‘Why, Vivi, boy,’ she said, drawing him to the light, and pressing her fingers gently over the ugly mark, ‘why did you not tell me of this, and have it seen to, when you came downstairs? However did you manage to do it?’
‘I slipped, and knocked it against the corner of the washstand in our room, Aunt Dora; and I am very sorry, but I broke the glass for drinking water out of. I knocked it on to the floor.’
‘Yes, and you must have upset the ewer too,’ said Ralph, who had been upstairs for a book, ‘for I heard Mary tell Anne that your carpet was soaking, and that you had scrubbed it up with one of mother’s best damask towels.’
Vivian’s face turned scarlet.
‘I’m very sorry,’ he stammered; ‘but the ewer got upset as well, and I did not know what to do. I never thought about the towel. But the ewer isn’t broken, Aunt Dora.’
Mrs Osbourne felt a little troubled.

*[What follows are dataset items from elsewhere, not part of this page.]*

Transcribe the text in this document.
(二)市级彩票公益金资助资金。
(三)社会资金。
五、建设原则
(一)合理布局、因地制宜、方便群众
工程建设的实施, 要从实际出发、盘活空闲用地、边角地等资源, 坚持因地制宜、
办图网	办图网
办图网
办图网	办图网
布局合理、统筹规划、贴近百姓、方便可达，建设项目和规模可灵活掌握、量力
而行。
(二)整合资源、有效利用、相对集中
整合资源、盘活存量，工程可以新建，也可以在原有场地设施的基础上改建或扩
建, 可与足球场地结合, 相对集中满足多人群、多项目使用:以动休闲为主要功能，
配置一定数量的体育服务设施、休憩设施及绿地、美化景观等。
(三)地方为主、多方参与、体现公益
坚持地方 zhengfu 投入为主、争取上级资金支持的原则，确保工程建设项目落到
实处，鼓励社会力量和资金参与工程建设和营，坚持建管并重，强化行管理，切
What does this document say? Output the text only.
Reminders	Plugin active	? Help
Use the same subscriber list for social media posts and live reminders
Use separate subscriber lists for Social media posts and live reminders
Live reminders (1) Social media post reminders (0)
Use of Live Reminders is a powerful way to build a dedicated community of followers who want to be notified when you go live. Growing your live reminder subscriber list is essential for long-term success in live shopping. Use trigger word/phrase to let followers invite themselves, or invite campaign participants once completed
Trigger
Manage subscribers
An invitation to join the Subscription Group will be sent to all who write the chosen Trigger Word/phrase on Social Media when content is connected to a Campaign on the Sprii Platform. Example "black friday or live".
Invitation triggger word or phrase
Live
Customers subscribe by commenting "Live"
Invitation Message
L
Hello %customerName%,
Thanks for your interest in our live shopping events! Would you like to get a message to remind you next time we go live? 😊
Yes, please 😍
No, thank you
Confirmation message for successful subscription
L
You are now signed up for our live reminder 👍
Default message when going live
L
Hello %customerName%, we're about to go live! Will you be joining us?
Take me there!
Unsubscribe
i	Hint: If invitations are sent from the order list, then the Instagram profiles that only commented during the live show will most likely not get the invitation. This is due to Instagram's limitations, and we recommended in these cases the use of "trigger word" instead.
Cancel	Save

She had always tried to impress upon her own children that the straightforward way, when any mishap occurred, was to come to her at once, and tell her about it; and she could not help wishing that her little nephew had done this instead of saying nothing about the accident until it was found out, and he was compelled to do so, and then try to shrink from inquiries.
But, after all, it was rather an ordeal for a little boy to come down in a strange house and publicly own to having nearly swamped his bedroom, besides having broken a glass; so she contented herself by saying, as she bathed the wounded head, ‘It would have been better if you had told me at once, dear, and then I could have sent Mary to dry up the water; and, perhaps, if your head had been bathed at once there would not have been such a bump.’
She kissed him and sent him away, little dreaming how miserable the poor boy really was, or what a battle was going on in his heart.
In a moment of temptation he had taken a false step, a terribly false one, and that better self which dwells within us all was urging him to retrace it while yet there was time, and it was easy to do so. As he went upstairs to the schoolroom his mother’s words of the Sunday before came into his mind: ‘You have not got the courage to confess when you have done something wrong;’ and, child as he was, he felt the truth of them, and he wished he could make up his mind now to confess everything to Aunt Dora.